Reflections from a Token Black Friend - pwim
https://medium.com/@rnagarajah2/reflections-from-a-token-black-friend-2f1ea522d42d
======
jonnypotty
Found this really interesting thank you. As a white dude who grew up in rural
UK I had very limited contact with anyone who wasn't white growing up and its
not really changed too much as I've grown up and joined the world.

One of the problems people like me have is that the entire 'issue' is
disconnected from our reality. The only context I have is the history I've
learnt and the things I read now. The media I consume essentially. My
subconscious has a load of shit programmed in to do with the idea of a black
person or black people. I don't understand all of it but I _know_ I have
prejudice that I don't want. What I do have is a desparate desire to always
treat people equally and a lot of fear that I will get something wrong.
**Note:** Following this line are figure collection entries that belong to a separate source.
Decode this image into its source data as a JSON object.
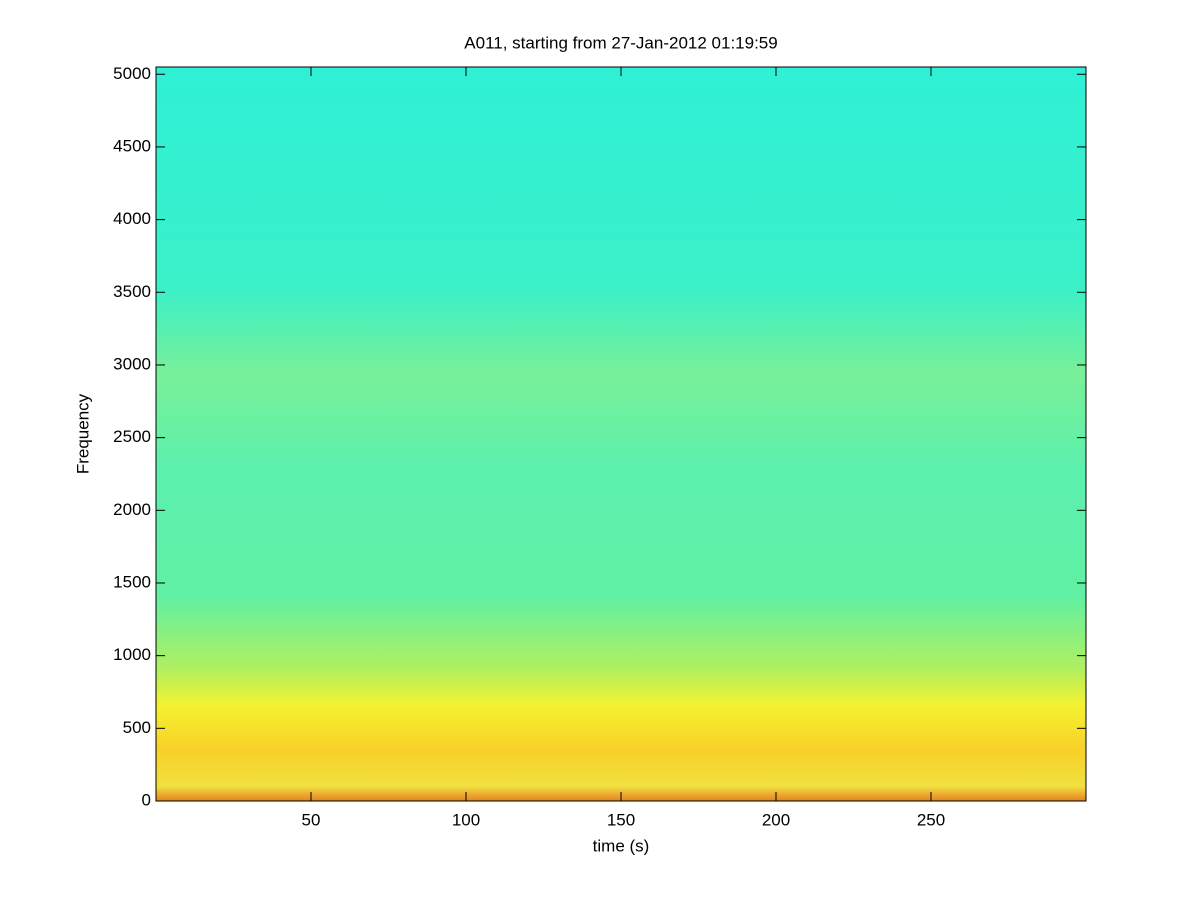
{
  "chart_data": {
    "type": "spectrogram",
    "title": "A011, starting from 27-Jan-2012 01:19:59",
    "x_label": "time (s)",
    "y_label": "Frequency",
    "xlim": [
      0,
      300
    ],
    "xticks": [
      50,
      100,
      150,
      200,
      250
    ],
    "ylim": [
      0,
      5050
    ],
    "yticks": [
      0,
      500,
      1000,
      1500,
      2000,
      2500,
      3000,
      3500,
      4000,
      4500,
      5000
    ]
  }
}
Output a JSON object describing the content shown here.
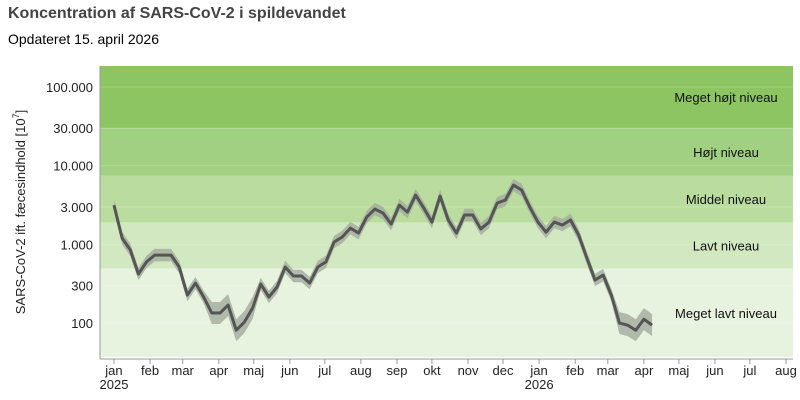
{
  "chart_data": {
    "type": "line",
    "title": "Koncentration af SARS-CoV-2 i spildevandet",
    "subtitle": "Opdateret 15. april 2026",
    "xlabel": "",
    "ylabel": "SARS-CoV-2 ift. fæcesindhold [10",
    "ylabel_exponent": "7",
    "ylabel_close": "]",
    "y_scale": "log",
    "ylim": [
      37,
      185000
    ],
    "xlim": [
      "2024-12-20",
      "2026-08-07"
    ],
    "grid": false,
    "y_ticks": [
      {
        "value": 100000,
        "label": "100.000"
      },
      {
        "value": 30000,
        "label": "30.000"
      },
      {
        "value": 10000,
        "label": "10.000"
      },
      {
        "value": 3000,
        "label": "3.000"
      },
      {
        "value": 1000,
        "label": "1.000"
      },
      {
        "value": 300,
        "label": "300"
      },
      {
        "value": 100,
        "label": "100"
      }
    ],
    "x_ticks": [
      {
        "date": "2025-01-01",
        "label": "jan",
        "year": "2025"
      },
      {
        "date": "2025-02-01",
        "label": "feb"
      },
      {
        "date": "2025-03-01",
        "label": "mar"
      },
      {
        "date": "2025-04-01",
        "label": "apr"
      },
      {
        "date": "2025-05-01",
        "label": "maj"
      },
      {
        "date": "2025-06-01",
        "label": "jun"
      },
      {
        "date": "2025-07-01",
        "label": "jul"
      },
      {
        "date": "2025-08-01",
        "label": "aug"
      },
      {
        "date": "2025-09-01",
        "label": "sep"
      },
      {
        "date": "2025-10-01",
        "label": "okt"
      },
      {
        "date": "2025-11-01",
        "label": "nov"
      },
      {
        "date": "2025-12-01",
        "label": "dec"
      },
      {
        "date": "2026-01-01",
        "label": "jan",
        "year": "2026"
      },
      {
        "date": "2026-02-01",
        "label": "feb"
      },
      {
        "date": "2026-03-01",
        "label": "mar"
      },
      {
        "date": "2026-04-01",
        "label": "apr"
      },
      {
        "date": "2026-05-01",
        "label": "maj"
      },
      {
        "date": "2026-06-01",
        "label": "jun"
      },
      {
        "date": "2026-07-01",
        "label": "jul"
      },
      {
        "date": "2026-08-01",
        "label": "aug"
      }
    ],
    "levels": [
      {
        "label": "Meget højt niveau",
        "from": 30000,
        "to": 185000,
        "color": "#8dc563"
      },
      {
        "label": "Højt niveau",
        "from": 7500,
        "to": 30000,
        "color": "#a2d082"
      },
      {
        "label": "Middel niveau",
        "from": 1900,
        "to": 7500,
        "color": "#badd9f"
      },
      {
        "label": "Lavt niveau",
        "from": 490,
        "to": 1900,
        "color": "#d2e8c0"
      },
      {
        "label": "Meget lavt niveau",
        "from": 37,
        "to": 490,
        "color": "#e8f3df"
      }
    ],
    "series": [
      {
        "x_start": "2025-01-01",
        "x_interval": "weekly",
        "line_color": "#555555",
        "band_color": "#a3ab9c",
        "band_relative_width": 0.2,
        "values": [
          3150,
          1200,
          850,
          420,
          600,
          730,
          730,
          730,
          515,
          227,
          322,
          214,
          134,
          134,
          169,
          81,
          103,
          155,
          313,
          214,
          287,
          515,
          396,
          396,
          322,
          515,
          600,
          1070,
          1240,
          1610,
          1390,
          2220,
          2810,
          2500,
          1810,
          3150,
          2570,
          4230,
          2890,
          1920,
          4110,
          2040,
          1390,
          2360,
          2360,
          1570,
          1920,
          3350,
          3650,
          5670,
          4900,
          2980,
          1920,
          1430,
          1920,
          1760,
          2040,
          1310,
          670,
          352,
          407,
          227,
          100,
          94,
          81,
          112,
          94
        ]
      }
    ]
  }
}
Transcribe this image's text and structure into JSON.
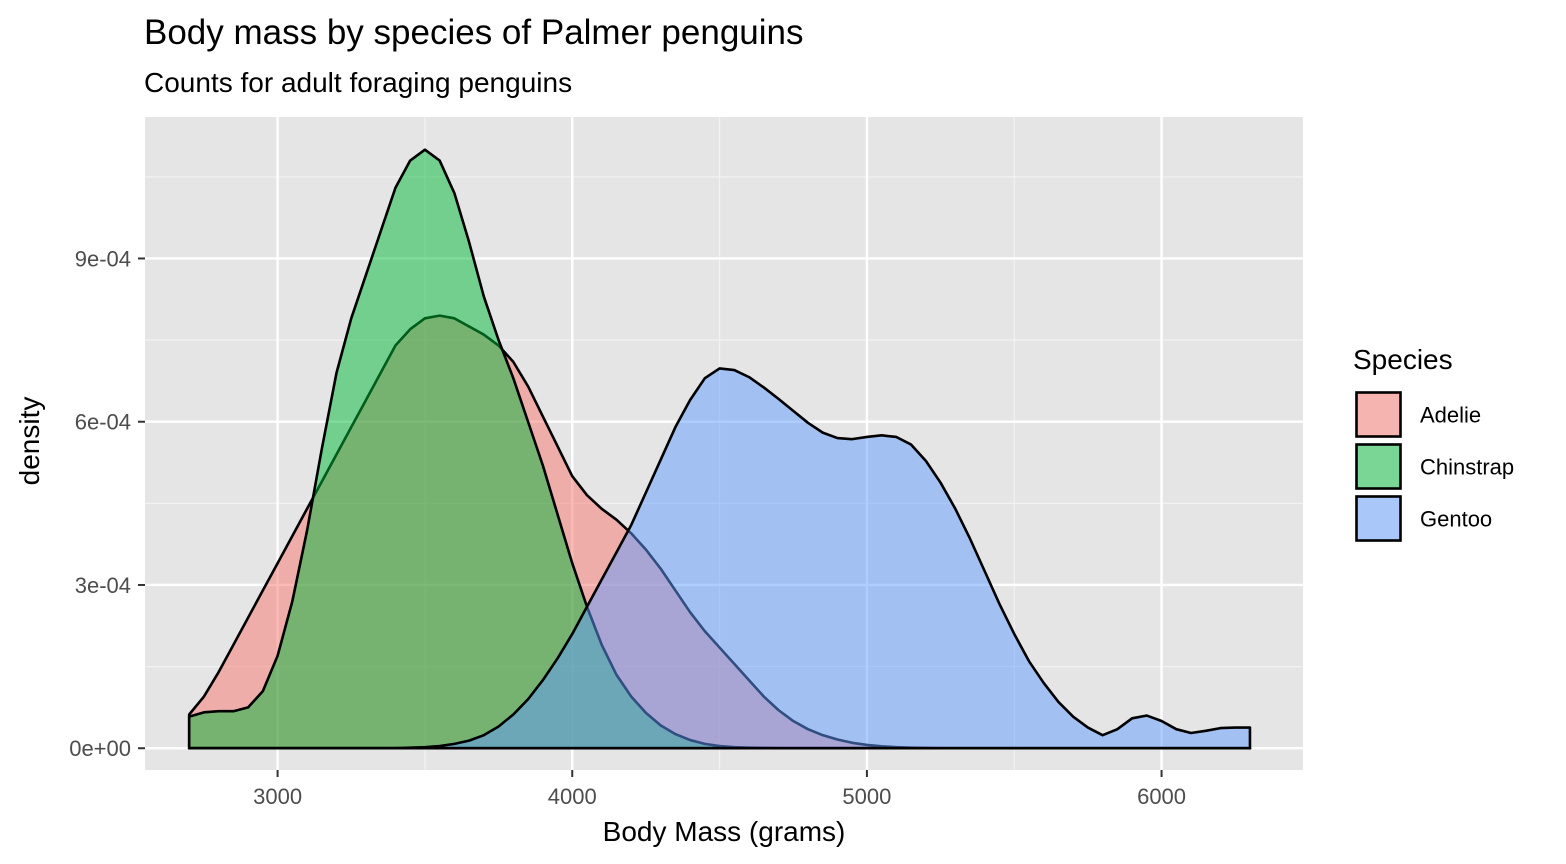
{
  "chart_data": {
    "type": "area",
    "title": "Body mass by species of Palmer penguins",
    "subtitle": "Counts for adult foraging penguins",
    "xlabel": "Body Mass (grams)",
    "ylabel": "density",
    "xlim": [
      2550,
      6480
    ],
    "ylim": [
      -4e-05,
      0.00116
    ],
    "x_ticks": [
      3000,
      4000,
      5000,
      6000
    ],
    "x_tick_labels": [
      "3000",
      "4000",
      "5000",
      "6000"
    ],
    "x_minor_ticks": [
      3500,
      4500,
      5500
    ],
    "y_ticks": [
      0,
      0.0003,
      0.0006,
      0.0009
    ],
    "y_tick_labels": [
      "0e+00",
      "3e-04",
      "6e-04",
      "9e-04"
    ],
    "y_minor_ticks": [
      0.00015,
      0.00045,
      0.00075,
      0.00105
    ],
    "grid": true,
    "legend": {
      "title": "Species",
      "position": "right"
    },
    "series": [
      {
        "name": "Adelie",
        "color": "#F8766D",
        "x": [
          2700,
          2750,
          2800,
          2850,
          2900,
          2950,
          3000,
          3050,
          3100,
          3150,
          3200,
          3250,
          3300,
          3350,
          3400,
          3450,
          3500,
          3550,
          3600,
          3650,
          3700,
          3750,
          3800,
          3850,
          3900,
          3950,
          4000,
          4050,
          4100,
          4150,
          4200,
          4250,
          4300,
          4350,
          4400,
          4450,
          4500,
          4550,
          4600,
          4650,
          4700,
          4750,
          4800,
          4850,
          4900,
          4950,
          5000,
          5050,
          5100,
          5150,
          5200,
          5250,
          5300,
          5350,
          5400,
          5450,
          5500,
          5550,
          5600,
          5650,
          5700,
          5750,
          5800,
          5850,
          5900,
          5950,
          6000,
          6050,
          6100,
          6150,
          6200,
          6250,
          6300
        ],
        "values": [
          6.2e-05,
          9.5e-05,
          0.00014,
          0.00019,
          0.00024,
          0.00029,
          0.00034,
          0.00039,
          0.00044,
          0.00049,
          0.00054,
          0.00059,
          0.00064,
          0.00069,
          0.00074,
          0.00077,
          0.00079,
          0.000795,
          0.00079,
          0.000775,
          0.00076,
          0.00074,
          0.00071,
          0.000665,
          0.00061,
          0.000555,
          0.0005,
          0.000465,
          0.00044,
          0.00042,
          0.000395,
          0.000365,
          0.00033,
          0.00029,
          0.00025,
          0.000215,
          0.000185,
          0.000155,
          0.000125,
          9.5e-05,
          7e-05,
          5e-05,
          3.5e-05,
          2.4e-05,
          1.6e-05,
          1e-05,
          6e-06,
          3.5e-06,
          2e-06,
          1e-06,
          5e-07,
          2e-07,
          1e-07,
          0,
          0,
          0,
          0,
          0,
          0,
          0,
          0,
          0,
          0,
          0,
          0,
          0,
          0,
          0,
          0,
          0,
          0,
          0,
          0
        ]
      },
      {
        "name": "Chinstrap",
        "color": "#00BA38",
        "x": [
          2700,
          2750,
          2800,
          2850,
          2900,
          2950,
          3000,
          3050,
          3100,
          3150,
          3200,
          3250,
          3300,
          3350,
          3400,
          3450,
          3500,
          3550,
          3600,
          3650,
          3700,
          3750,
          3800,
          3850,
          3900,
          3950,
          4000,
          4050,
          4100,
          4150,
          4200,
          4250,
          4300,
          4350,
          4400,
          4450,
          4500,
          4550,
          4600,
          4650,
          4700,
          4750,
          4800,
          4850,
          4900,
          4950,
          5000,
          5050,
          5100,
          5150,
          5200,
          5250,
          5300,
          5350,
          5400,
          5450,
          5500,
          5550,
          5600,
          5650,
          5700,
          5750,
          5800,
          5850,
          5900,
          5950,
          6000,
          6050,
          6100,
          6150,
          6200,
          6250,
          6300
        ],
        "values": [
          5.8e-05,
          6.6e-05,
          6.8e-05,
          6.8e-05,
          7.5e-05,
          0.000105,
          0.00017,
          0.00027,
          0.0004,
          0.00055,
          0.00069,
          0.00079,
          0.00087,
          0.00095,
          0.00103,
          0.00108,
          0.0011,
          0.00108,
          0.00102,
          0.00093,
          0.00083,
          0.00075,
          0.00068,
          0.0006,
          0.00052,
          0.00043,
          0.00034,
          0.00026,
          0.00019,
          0.000135,
          9.5e-05,
          6.5e-05,
          4.2e-05,
          2.6e-05,
          1.5e-05,
          8e-06,
          4e-06,
          2e-06,
          1e-06,
          5e-07,
          2e-07,
          1e-07,
          0,
          0,
          0,
          0,
          0,
          0,
          0,
          0,
          0,
          0,
          0,
          0,
          0,
          0,
          0,
          0,
          0,
          0,
          0,
          0,
          0,
          0,
          0,
          0,
          0,
          0,
          0,
          0,
          0,
          0,
          0
        ]
      },
      {
        "name": "Gentoo",
        "color": "#619CFF",
        "x": [
          2700,
          2750,
          2800,
          2850,
          2900,
          2950,
          3000,
          3050,
          3100,
          3150,
          3200,
          3250,
          3300,
          3350,
          3400,
          3450,
          3500,
          3550,
          3600,
          3650,
          3700,
          3750,
          3800,
          3850,
          3900,
          3950,
          4000,
          4050,
          4100,
          4150,
          4200,
          4250,
          4300,
          4350,
          4400,
          4450,
          4500,
          4550,
          4600,
          4650,
          4700,
          4750,
          4800,
          4850,
          4900,
          4950,
          5000,
          5050,
          5100,
          5150,
          5200,
          5250,
          5300,
          5350,
          5400,
          5450,
          5500,
          5550,
          5600,
          5650,
          5700,
          5750,
          5800,
          5850,
          5900,
          5950,
          6000,
          6050,
          6100,
          6150,
          6200,
          6250,
          6300
        ],
        "values": [
          0,
          0,
          0,
          0,
          0,
          0,
          0,
          0,
          0,
          0,
          0,
          0,
          0,
          0,
          0,
          1e-06,
          2e-06,
          4e-06,
          8e-06,
          1.4e-05,
          2.4e-05,
          4e-05,
          6.2e-05,
          9e-05,
          0.000125,
          0.000165,
          0.00021,
          0.00026,
          0.00031,
          0.00036,
          0.00041,
          0.00047,
          0.00053,
          0.00059,
          0.00064,
          0.00068,
          0.000698,
          0.000695,
          0.000682,
          0.000663,
          0.000642,
          0.00062,
          0.000598,
          0.00058,
          0.00057,
          0.000568,
          0.000572,
          0.000575,
          0.000572,
          0.000558,
          0.000528,
          0.000488,
          0.00044,
          0.000385,
          0.000325,
          0.000265,
          0.00021,
          0.00016,
          0.00012,
          8.5e-05,
          5.8e-05,
          3.8e-05,
          2.4e-05,
          3.5e-05,
          5.5e-05,
          6e-05,
          5e-05,
          3.5e-05,
          2.8e-05,
          3.2e-05,
          3.7e-05,
          3.8e-05,
          3.8e-05
        ]
      }
    ]
  }
}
Unfortunately it's an order of magnitude easier to 'post something' than it is
to change the way you react to people. To be vigilant of your own mind, to be
constantly aware and sensitive to what's going on around you. To accept that
you have predudice and you need to work in order to mitigate it. To accept you
probably will do or say the wrong thing, to be OK with this and accept that
you may need to change. It's hard. We can shout and post and demonstrate as
much as we want but this is about other people, not ourselves. Will anything
change after this? I fear not because we want other people to change, not
ourselves.

------
jjeaff
This was really good and enlightening. Things like this should be required
reading in schools across America. Along with a complete revamping of American
History to hammer in the reality of what happened.